Ars Technica has a detailed breakdown of how Swartz was able to remotely access PACER’s servers. I did not know precisely how he did it.
In early September, Swartz e-mailed Malamud to discuss an alternative approach: instead of sending volunteers to libraries, they could crawl PACER directly from Malamud’s server. Malamud was skeptical. “The thumb drive corps is based on going to the library and using their access,” he noted. “Do you have some kind of magic account or something?”
Swartz asked a friend to go to a Sacramento library that was participating in the program. After the librarian logged the friend into the library’s PACER account, the friend extracted an authentication cookie set by the PACER site. Because this cookie wasn’t tied to any specific IP address, it allowed access to the library’s PACER account from anywhere on the Internet. But Swartz admitted to Malamud that he didn’t have the library’s permission to use this cookie for off-site scraping.

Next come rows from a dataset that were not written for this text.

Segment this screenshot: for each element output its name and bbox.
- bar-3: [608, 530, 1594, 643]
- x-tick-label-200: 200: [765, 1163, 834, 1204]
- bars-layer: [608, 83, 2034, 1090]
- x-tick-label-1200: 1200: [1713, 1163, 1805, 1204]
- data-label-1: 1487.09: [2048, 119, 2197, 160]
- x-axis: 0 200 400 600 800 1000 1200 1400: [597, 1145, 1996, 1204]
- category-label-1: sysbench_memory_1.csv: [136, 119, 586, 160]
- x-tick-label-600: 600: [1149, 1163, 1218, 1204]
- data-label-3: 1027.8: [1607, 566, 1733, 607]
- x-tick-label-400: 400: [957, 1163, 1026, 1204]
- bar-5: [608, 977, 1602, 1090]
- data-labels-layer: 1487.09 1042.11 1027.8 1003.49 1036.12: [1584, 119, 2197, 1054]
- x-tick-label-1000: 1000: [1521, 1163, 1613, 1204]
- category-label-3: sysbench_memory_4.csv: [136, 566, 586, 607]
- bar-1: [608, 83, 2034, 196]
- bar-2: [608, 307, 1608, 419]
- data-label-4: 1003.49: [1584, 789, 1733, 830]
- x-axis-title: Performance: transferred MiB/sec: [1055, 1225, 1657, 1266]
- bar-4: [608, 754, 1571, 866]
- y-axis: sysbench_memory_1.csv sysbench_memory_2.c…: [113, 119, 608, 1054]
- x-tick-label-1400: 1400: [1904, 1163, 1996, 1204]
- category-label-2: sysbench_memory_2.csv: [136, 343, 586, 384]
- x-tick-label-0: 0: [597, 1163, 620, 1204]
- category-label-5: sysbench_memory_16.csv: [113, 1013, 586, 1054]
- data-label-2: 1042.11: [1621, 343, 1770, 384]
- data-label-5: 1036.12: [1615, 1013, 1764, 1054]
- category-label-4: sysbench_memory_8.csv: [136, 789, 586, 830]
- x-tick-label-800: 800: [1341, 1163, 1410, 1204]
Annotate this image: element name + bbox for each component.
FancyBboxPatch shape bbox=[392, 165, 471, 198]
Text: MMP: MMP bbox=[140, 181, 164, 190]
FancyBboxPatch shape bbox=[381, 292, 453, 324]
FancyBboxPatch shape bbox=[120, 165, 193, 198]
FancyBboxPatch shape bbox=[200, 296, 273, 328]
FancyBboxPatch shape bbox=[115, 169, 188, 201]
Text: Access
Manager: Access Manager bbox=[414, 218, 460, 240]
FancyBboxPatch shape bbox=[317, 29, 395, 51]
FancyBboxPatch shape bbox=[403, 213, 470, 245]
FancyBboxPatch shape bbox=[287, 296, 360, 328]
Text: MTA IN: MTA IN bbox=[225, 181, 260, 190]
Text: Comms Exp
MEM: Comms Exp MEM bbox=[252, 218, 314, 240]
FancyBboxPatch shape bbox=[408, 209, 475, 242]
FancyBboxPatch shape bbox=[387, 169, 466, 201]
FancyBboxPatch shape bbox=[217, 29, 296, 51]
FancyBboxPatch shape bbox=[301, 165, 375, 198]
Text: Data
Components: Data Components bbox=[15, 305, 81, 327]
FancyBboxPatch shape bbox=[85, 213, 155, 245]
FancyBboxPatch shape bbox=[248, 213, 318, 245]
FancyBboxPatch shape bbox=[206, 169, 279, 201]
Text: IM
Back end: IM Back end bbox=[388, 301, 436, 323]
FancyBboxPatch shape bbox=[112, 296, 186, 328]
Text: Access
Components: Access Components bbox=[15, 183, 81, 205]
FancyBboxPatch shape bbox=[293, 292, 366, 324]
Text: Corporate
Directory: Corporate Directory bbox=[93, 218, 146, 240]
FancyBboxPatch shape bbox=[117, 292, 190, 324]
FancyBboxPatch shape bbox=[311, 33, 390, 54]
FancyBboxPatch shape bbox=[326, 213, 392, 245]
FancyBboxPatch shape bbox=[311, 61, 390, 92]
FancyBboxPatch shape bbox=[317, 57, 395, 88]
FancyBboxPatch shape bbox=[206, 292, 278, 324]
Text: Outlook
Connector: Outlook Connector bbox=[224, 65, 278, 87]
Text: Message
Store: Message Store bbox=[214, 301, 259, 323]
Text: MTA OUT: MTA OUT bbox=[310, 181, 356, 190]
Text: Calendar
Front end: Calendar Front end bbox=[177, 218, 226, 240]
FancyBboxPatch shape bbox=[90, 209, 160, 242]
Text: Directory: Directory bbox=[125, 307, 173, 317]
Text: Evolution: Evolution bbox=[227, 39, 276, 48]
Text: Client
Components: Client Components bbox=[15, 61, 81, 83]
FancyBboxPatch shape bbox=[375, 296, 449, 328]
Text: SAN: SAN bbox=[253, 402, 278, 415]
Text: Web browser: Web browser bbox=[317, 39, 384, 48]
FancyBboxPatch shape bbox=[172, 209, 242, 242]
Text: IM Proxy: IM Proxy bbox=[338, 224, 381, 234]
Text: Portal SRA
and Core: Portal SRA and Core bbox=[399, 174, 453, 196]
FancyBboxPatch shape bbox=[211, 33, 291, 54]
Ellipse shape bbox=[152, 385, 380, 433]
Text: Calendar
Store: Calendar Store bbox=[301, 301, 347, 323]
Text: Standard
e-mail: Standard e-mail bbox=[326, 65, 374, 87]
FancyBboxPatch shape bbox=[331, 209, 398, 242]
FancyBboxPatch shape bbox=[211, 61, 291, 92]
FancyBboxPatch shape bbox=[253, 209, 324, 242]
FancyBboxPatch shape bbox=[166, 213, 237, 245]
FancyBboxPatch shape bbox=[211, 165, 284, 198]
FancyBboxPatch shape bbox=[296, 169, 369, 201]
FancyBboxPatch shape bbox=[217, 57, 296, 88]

“This is not how we do things,” Malamud scolded in a September 4 e-mail. “We don’t cut corners, we belly up to the bar and get permission.”
“Fair enough,” Swartz replied. “Stephen is building a team to go to the library.”
But without telling Malamud or Schultze, Swartz pushed forward with his offsite scraping plan. Rather than using Malamud’s server, he began crawling PACER from Amazon cloud servers.
“I thought at the time he was actually in the libraries” downloading the documents that were accumulating on his server, Malamud told Ars in a phone interview. In reality, Swartz merely had to dispatch a volunteer to the library once a week to get a fresh authentication cookie. Swartz could do the rest of the work from the comfort of his apartment.